19 thoughts on “Former Ohio Prosecutor Who Added Count To Indictment Over Objections Of Colleagues and Then Signs False Indictment . . . Will Be Allowed To Resume Practice In One Year”

  1. The Massachusetts Board of Bar Overseers is one of the worst in America.

    Witness the 2011 suspensions of two attorneys, one “misappropriated” $4 million of client’s funds and received a one year suspension.

    In a separate case, the other attorney received a six month suspension for “misappropriation” of an unknown amount.

    Court appointed trustees, guardians and conservators are “allowed” to do what they see fit with other people’s money, with court approval and such conduct, especially against the elderly, is happening in every probate court in America.

    Unfortunately, there is no investigative journalist who will investigate. And, the pretend oversight is just that, pretend oversight. Rules 3:07 and 3:09 mean nothing.
    Sworn & Commissioned Officer, Massachusetts Trial Court (Retired)

  2. Will this unethical lying attorney continue to be employed as a prosecutor so that he can violate his oath of office and the constitutional rights of the accused

    1. You mean people actually have ill will against the criminal class that have usurped my Inalienable right to represent myself or others in criminal proceedings? (Sounds good to me)

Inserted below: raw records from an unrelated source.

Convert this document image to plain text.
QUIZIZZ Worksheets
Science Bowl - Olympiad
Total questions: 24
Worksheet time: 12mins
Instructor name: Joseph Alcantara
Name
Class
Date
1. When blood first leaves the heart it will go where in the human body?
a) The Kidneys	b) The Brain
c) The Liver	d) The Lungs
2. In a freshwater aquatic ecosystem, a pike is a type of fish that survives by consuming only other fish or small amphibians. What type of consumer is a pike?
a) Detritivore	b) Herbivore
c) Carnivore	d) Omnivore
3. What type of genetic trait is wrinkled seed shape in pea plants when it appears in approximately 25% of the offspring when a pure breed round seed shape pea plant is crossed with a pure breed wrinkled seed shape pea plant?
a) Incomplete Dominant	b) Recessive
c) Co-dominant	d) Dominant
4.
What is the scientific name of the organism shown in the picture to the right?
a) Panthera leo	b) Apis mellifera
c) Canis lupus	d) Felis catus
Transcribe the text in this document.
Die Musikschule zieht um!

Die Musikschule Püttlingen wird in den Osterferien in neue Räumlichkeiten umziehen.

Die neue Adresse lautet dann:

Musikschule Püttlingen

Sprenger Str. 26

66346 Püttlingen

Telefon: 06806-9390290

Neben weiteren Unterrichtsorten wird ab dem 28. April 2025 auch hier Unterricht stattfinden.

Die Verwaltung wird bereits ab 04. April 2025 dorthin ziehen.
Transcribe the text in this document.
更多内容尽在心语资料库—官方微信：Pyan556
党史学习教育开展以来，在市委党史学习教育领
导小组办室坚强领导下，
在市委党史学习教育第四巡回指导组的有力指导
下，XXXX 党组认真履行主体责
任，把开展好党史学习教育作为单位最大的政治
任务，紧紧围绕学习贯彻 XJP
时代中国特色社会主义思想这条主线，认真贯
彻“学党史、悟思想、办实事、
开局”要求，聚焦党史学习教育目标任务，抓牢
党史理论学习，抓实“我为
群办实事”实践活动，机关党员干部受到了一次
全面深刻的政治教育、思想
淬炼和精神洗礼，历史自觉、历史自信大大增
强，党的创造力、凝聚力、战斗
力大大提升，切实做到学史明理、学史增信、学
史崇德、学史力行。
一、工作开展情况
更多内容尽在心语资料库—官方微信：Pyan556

  3. The Bar Ass’s are a criminal organization in and of itself, so this does not surprise me, they are just more open about it these days.

  4. Yeah, this is a real deterrent for other prosecutors to not abuse the massive discretion they already have at their disposal. They need to pull this guy’s ticket to practice period.

  5. “Attorneys [& AG’s/Prosecutors, by inference] are officers of the court and held to a higher standard” – JT.

    OH … REALLY? Don’t make me laugh.

  6. Paul S

    That is a good start, but there should also be some REAL punishment, like having to watch Wolf Blitzer every day for a year.

    Thanks to Prof. Turley for focusing on this.

    A prosecutor in the US committing the most egregious of crimes, is merely slapped on the hand. No prison, no loss of his legal license. Being a criminal and a prosecutor go hand in hand in the land of the free.

    I would have had the SOB dancing at the end of a rope if it were up to me.

  8. Some (not all) in the Judicial Branch have been the real weak-links in upholding the constitutional rule of law in the United States and have essentially deemed “Marbury v. Madison” impotent.

    Maybe starting with the so-called “War on Drugs” which was put on steroids with the so-called “War on Terror” they have destroyed the American justice system. (Ex: landmark U.S. Supreme Court case “Terry v. Ohio”).

    Today roughly 80+% of all blacklistees on Terrorism Watchlists have absolutely no links to terrorism or any wrongdoing at all. Judges and Justices deserve most of the credit for not providing Judicial Review of the other two branches.

  9. Groups that police themselves are doomed to take actions like this. We have all seen the exact same behavior with Doctors, Dentists, Police, etc. Any group that self polices is doomed to eventually take this same action. I’ll scratch your back, you scratch mine

    I am not surprised at all.

  10. Chicken S**t by the Bar and by the Judges. Guy knowingly obfuscated. He should find another profession. Oh, wait, it is no longer a profession. In fact it moved toward business and has now become an industry. Run by bean counters.
    In some locales it is still a Profession, though. I think the Bar in neighboring Commonwealth of Kentucky would not allow this to happen, as the Bar there is still a group tied to the principles of honorable service to the law.

  11. The guy has an odd name. He sounds like a bum in Philadelphia. The defendant named in that false indictment needs to sue him in federal court for civil rights violation. The dork prosecutor would lose his prosecutorial immunity.

  12. Yes, JT. “I’m shocked to learn” attorneys take care of their own. “Just shocked!” You do a great Claude Rains.